India's stock market became a money-printing machine in 2024-2025. The country hosted 214 IPOs (initial public offerings) that raised $11.2B in 2024 alone. That's double the $5.5B raised in 2023.

The momentum accelerated into 2025 as both domestic mutual funds and international investors targeted India's booming technology sector, fast-growing financial services companies, and manufacturing businesses benefiting from the "China plus one" supply chain shift. Behind the IPO frenzy sat equally robust merger and acquisition activity: $50B across 1,285 transactions in the first half of 2025.

Quality improved dramatically with 10 deals exceeding $1B each, double the pace of 2024. Banking consolidation drove the action. Emirates NBD paid $3B for 60% of RBL Bank whilst Japan's SMBC invested $1.6B for a 25% stake in Yes Bank.

China: 

China's capital markets told a more sophisticated story than pure M&A figures suggested. Hong Kong reclaimed global leadership for stock market listings with 67 companies raising $23.4B in the first nine months. That's a 229% increase year-over-year. 

The secret weapon: dual listings where Chinese companies list shares in both Hong Kong and mainland exchanges simultaneously, capturing 50-72% of total proceeds. CATL (the world's largest electric vehicle battery maker) raised HK$41B in the year's biggest global IPO. Shanghai and Shenzhen exchanges added another 95 IPOs raising $15.8B through September.

Meanwhile, Chinese domestic M&A surged 45% to $170B in the first half through 29 mega-deals (transactions exceeding $1B each). Seven targeted semiconductors, six focused on healthcare, five concentrated on industrial companies. Beijing in 2025 mobilised capital across equity markets, debt markets, and strategic consolidation simultaneously.

Japan: 

Japan experienced an unprecedented M&A explosion driven by corporate governance pressure and private equity aggression. Deal value hit $157B through August, higher than any full calendar year from 2008 to 2023. The first half alone delivered $139.9B, a 300%+ increase versus 2024's $45B. 

The centrepiece: Toyota Industries' $33B going-private transaction where the parent company bought out minority shareholders. Regulators told every listed company: improve your price-to-book ratio above 1.0 or explain why shareholders should tolerate trading below the value of your assets.

Companies responded by buying back shares, increasing dividends, selling underperforming divisions, and going private entirely. American activist investors holding JPY 4.8T ($33 billion) in Japanese stocks amplified the pressure. Private equity firms seized the opportunity: $53.5B deployed across 30 deals year-to-date versus just $19.9B for all of 2024.

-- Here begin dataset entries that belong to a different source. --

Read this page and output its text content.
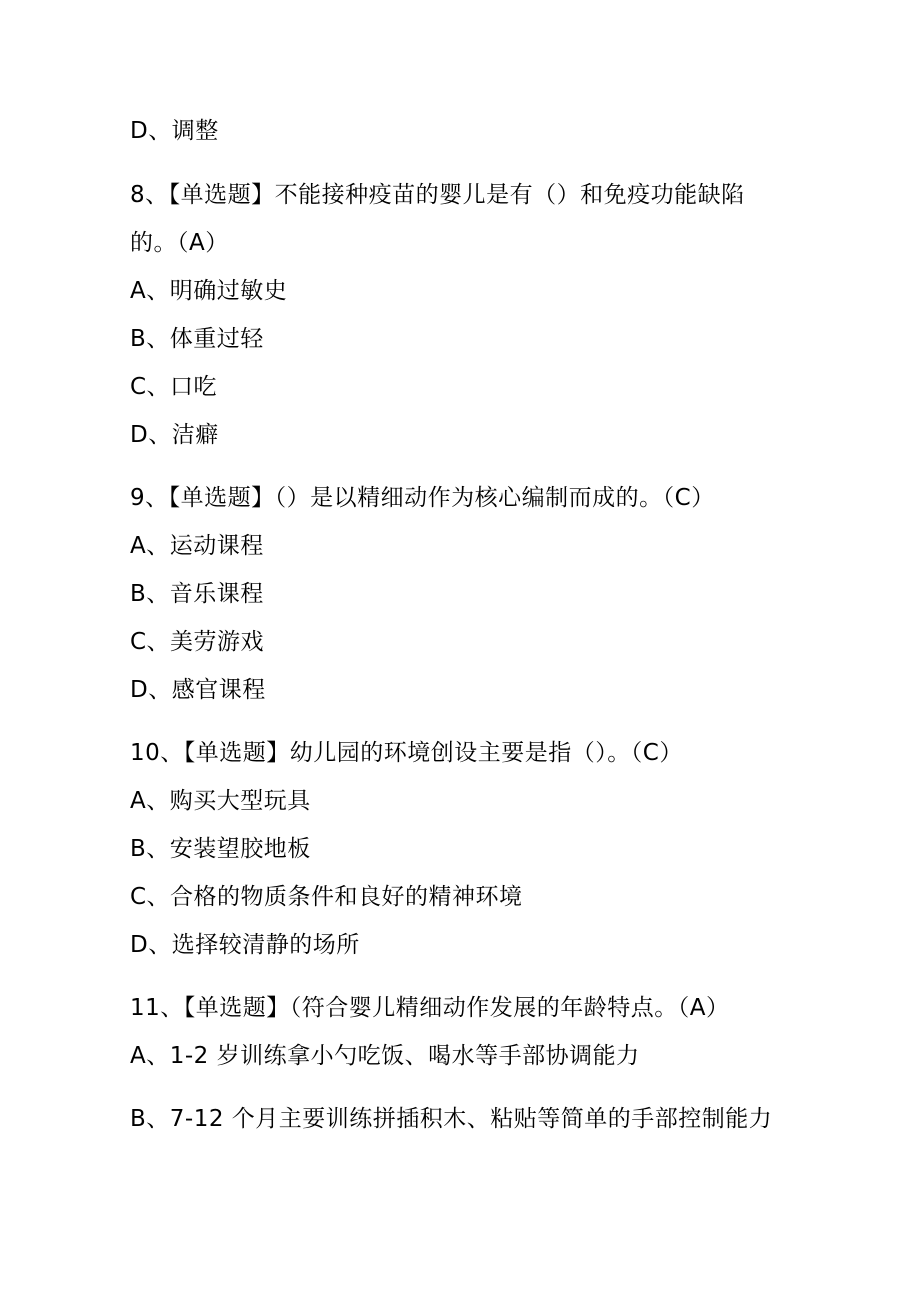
D、调整
8、【单选题】不能接种疫苗的婴儿是有（）和免疫功能缺陷
的。（A）
A、明确过敏史
B、体重过轻
C、口吃
D、洁癖
9、【单选题】（）是以精细动作为核心编制而成的。（C）
A、运动课程
B、音乐课程
C、美劳游戏
D、感官课程
10、【单选题】幼儿园的环境创设主要是指（）。（C）
A、购买大型玩具
B、安装望胶地板
C、合格的物质条件和良好的精神环境
D、选择较清静的场所
11、【单选题】（符合婴儿精细动作发展的年龄特点。（A）
A、1-2 岁训练拿小勺吃饭、喝水等手部协调能力
B、7-12 个月主要训练拼插积木、粘贴等简单的手部控制能力
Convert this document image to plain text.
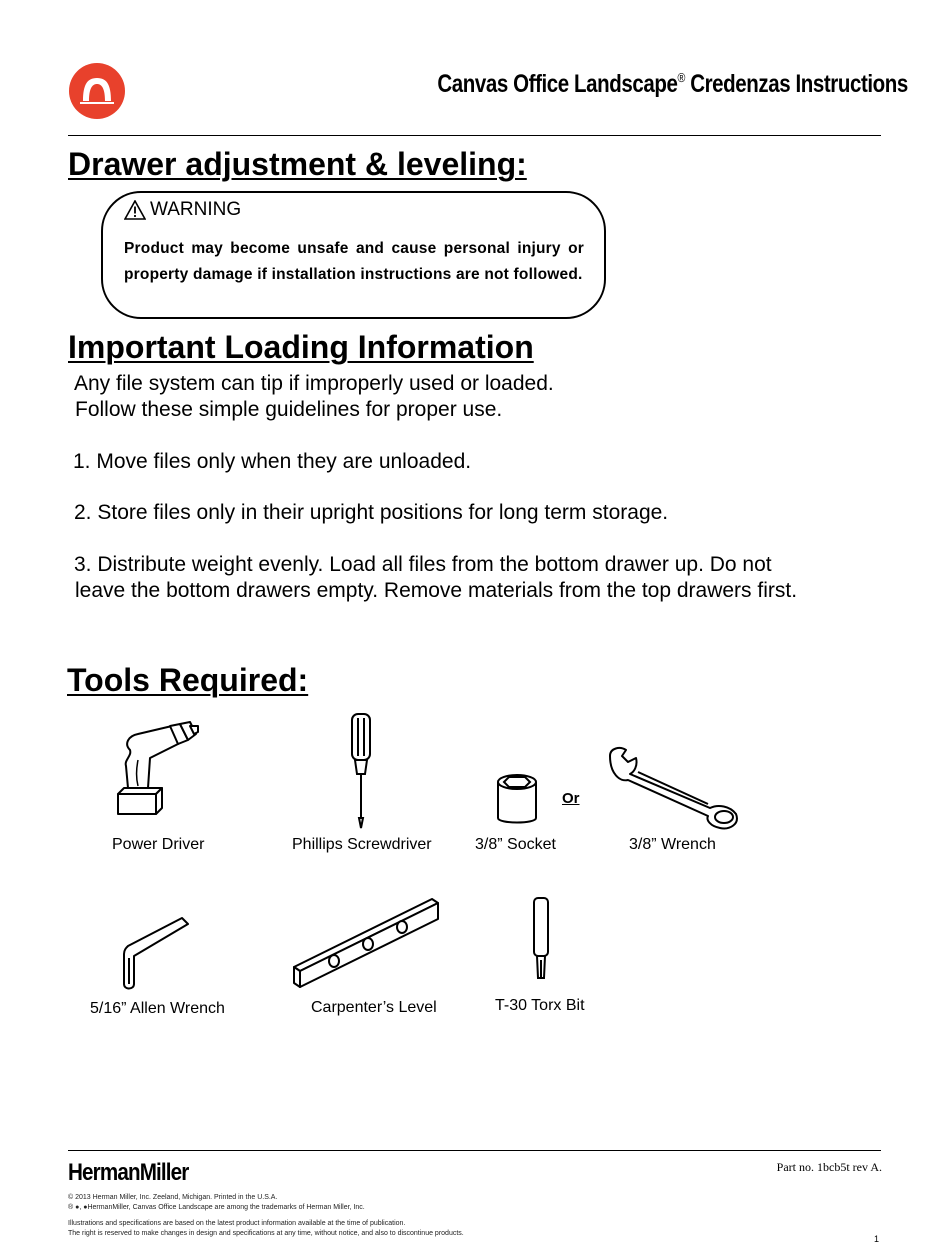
Canvas Office Landscape® Credenzas Instructions
Drawer adjustment & leveling:
WARNING
Product may become unsafe and cause personal injury or property damage if installation instructions are not followed.
Important Loading Information
Any file system can tip if improperly used or loaded.
Follow these simple guidelines for proper use.
1. Move files only when they are unloaded.
2. Store files only in their upright positions for long term storage.
3. Distribute weight evenly. Load all files from the bottom drawer up. Do not
leave the bottom drawers empty. Remove materials from the top drawers first.
Tools Required:
Or
Power Driver	Phillips Screwdriver	3/8” Socket	3/8” Wrench
5/16” Allen Wrench	Carpenter’s Level	T-30 Torx Bit
HermanMiller	Part no. 1bcb5t rev A.
© 2013 Herman Miller, Inc. Zeeland, Michigan. Printed in the U.S.A.
® ●, ●HermanMiller, Canvas Office Landscape are among the trademarks of Herman Miller, Inc.
Illustrations and specifications are based on the latest product information available at the time of publication.
The right is reserved to make changes in design and specifications at any time, without notice, and also to discontinue products.
1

What could go wrong (and what to watch)

Although we are firmly in an acquisitive market, future gains depend on the cycle extending further. Here are inflection points that you need to keep an eye on:

  1. Interest rates stay higher longer

Markets currently price Fed cuts reaching 3% by late 2026. If inflation proves stickier and rates plateau at 4-4.5%, the entire M&A model resets. Every 50 basis points of additional cost removes approximately $150B of viable LBO targets from the market (deals that can't clear private equity's return hurdles). PE drives 40-50% of deal value through exits and add-ons.

  1. Equity market correction freezes CEO confidence

When the VIX (the market's fear gauge) spikes above 30 for sustained periods, M&A activity historically collapses. In June 2022, when the Fed hiked rates aggressively, deal value dropped 40% in the second half versus the first. CEOs don't authorise billion-dollar acquisitions when their own stock is falling 2% daily.

  1. Geopolitical shock triggers capital markets seizure

China-Japan escalation, Taiwan escalation, Middle East conflict expansion, or renewed European banking stress could trigger risk-off sentiment that halts dealmaking overnight. The 2022 experience demonstrated how quickly M&A evaporates: deal value dropped from $1.4T in Q1 2022 to under $850B by Q4. Unlike gradual slowdowns, geopolitical shocks compress decision timelines to days, not quarters.

Companies to watch

(our selection of top companies poised to benefit from the M&A recovery)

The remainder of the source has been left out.